Sulforaphane is a compound that was discovered quite by accident by a group of scientists in the United States in the mid-1990s.

At the time, scientists were researching the anticancer compounds in broccoli, when they discovered that broccoli sprouts contain between 30 and 50 times the concentration of protective compounds compared to mature broccoli plants. One of those compounds was sulforaphane.

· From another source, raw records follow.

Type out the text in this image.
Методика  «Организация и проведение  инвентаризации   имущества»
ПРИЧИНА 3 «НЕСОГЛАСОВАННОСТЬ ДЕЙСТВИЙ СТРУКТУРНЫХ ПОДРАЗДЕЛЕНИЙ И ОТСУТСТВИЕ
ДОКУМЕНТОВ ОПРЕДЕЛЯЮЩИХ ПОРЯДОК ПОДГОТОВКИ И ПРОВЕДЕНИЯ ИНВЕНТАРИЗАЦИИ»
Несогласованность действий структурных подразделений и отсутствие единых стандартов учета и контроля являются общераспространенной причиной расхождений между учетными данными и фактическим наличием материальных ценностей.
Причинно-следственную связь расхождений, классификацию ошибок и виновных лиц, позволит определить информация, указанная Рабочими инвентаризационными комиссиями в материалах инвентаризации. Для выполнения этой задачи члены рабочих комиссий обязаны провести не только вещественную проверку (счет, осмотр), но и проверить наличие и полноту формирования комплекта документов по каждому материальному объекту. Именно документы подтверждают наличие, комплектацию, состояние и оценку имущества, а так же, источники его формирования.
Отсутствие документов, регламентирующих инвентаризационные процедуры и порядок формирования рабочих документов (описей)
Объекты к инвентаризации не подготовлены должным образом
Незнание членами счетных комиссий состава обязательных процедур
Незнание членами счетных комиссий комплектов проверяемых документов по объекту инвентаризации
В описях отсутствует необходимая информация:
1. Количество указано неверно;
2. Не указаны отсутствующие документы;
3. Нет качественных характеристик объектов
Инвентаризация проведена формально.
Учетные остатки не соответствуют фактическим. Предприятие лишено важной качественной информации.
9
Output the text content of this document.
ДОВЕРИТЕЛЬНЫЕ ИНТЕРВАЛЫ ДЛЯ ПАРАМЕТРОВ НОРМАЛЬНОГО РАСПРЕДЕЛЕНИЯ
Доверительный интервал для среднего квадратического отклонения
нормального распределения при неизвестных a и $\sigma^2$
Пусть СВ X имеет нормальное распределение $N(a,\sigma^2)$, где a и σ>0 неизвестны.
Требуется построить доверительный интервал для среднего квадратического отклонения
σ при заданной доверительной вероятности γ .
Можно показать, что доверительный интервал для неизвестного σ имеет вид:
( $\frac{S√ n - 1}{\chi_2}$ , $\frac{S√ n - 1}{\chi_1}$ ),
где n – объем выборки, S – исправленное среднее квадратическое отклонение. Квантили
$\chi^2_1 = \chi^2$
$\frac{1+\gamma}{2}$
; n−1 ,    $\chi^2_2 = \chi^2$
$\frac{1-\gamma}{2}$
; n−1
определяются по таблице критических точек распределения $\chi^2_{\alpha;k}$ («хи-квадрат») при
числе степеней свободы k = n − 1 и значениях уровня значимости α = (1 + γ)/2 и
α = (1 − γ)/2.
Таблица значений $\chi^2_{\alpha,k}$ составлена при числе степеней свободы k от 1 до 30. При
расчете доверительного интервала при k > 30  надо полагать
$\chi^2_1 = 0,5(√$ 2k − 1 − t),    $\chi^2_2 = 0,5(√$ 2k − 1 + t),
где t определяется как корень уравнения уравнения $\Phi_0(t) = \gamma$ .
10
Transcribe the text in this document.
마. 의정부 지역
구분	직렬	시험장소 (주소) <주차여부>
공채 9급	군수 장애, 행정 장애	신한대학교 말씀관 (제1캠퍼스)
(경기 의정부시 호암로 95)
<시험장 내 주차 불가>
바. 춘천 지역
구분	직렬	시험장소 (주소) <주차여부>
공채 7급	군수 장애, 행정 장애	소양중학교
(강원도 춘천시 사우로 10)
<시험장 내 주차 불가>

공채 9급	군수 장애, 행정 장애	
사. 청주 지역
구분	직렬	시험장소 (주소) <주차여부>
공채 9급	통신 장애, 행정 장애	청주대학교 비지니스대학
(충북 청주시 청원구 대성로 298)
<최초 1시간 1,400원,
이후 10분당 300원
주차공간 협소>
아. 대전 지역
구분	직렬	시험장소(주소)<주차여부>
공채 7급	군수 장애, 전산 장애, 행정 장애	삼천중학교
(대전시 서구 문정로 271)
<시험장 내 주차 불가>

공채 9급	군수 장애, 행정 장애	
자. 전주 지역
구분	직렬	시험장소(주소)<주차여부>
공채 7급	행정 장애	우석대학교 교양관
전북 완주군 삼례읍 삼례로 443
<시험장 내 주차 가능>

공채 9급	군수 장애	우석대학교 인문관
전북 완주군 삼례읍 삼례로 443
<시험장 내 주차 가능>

Sulforaphane is considered an antioxidant, and also helps promote the production of detoxifying enzymes, which are believed to reduce the risk of cancer. Animal studies have shown that sulforaphane extracts can reduce the frequency, size and amount of cancerous tumors in rats, but these results have yet to be duplicated in humans. Some studies suggest that an increased intake of broccoli and broccoli sprouts that contain sulforaphane may dramatically reduce one's risk of cancer.

How much sulforaphane should I take?

Although recommended daily intake levels have not been established, some providers recommend between 200 and 400 micrograms of sulforaphane daily.

What forms of sulforaphane are available?

Sulforaphane is available in broccoli and broccoli sprouts. Sulforaphane extracts are also available in some nutritional stores.

What can happen if I take too much sulforaphane? Are there any interactions I should be aware of? What precautions should I take?

Because sulforaphane is not an essential nutrient, deficiency and toxicity levels have not been established. However, many practitioners recommend between 200 and 400 micrograms of sulforaphane daily. As of this writing, no side-effects or drug interactions with sulforaphane have been reported; however people taking prescription drugs should consult with a licensed health care provider before taking sulforaphane supplements. As always, make sure to consult with a licensed health care practitioner before taking sulforaphane or any other dietary supplement or herbal remedy.


  • Fahey JW, Zhang Y, Talalay P. Broccoli sprouts: an exceptionally rich source of inducers of enzymes that protect against chemical carcinogens. Proc Natl Acad Sci 1997;94:10367-72.
  • Nestle M. Broccoli sprouts as inducers of carcinogen-detoxifying enzyme systems: clinical, dietary, and policy implications. Proc Natl Acad Sci 1997;94:11149-51.
  • Plumb GW, Lambert N, Chambers SJ, et al. Are whole extracts and purified glucosinolates from cruciferous vegetables antioxidants? Free Radic Res 1996;25:75-86.
  • Talalay P, Zhang Y. Chemoprotection against cancer by isothiocyanates and glucosinolates. Biochem Soc Trans 1996;24:806-10.
  • Verhoeven DT, Goldbohm RA, van Poppel G, et al. Epidemiological studies on brassica vegetables and cancer risk. Cancer Epidemiol Biomarkers Prev 1996;5:733-48.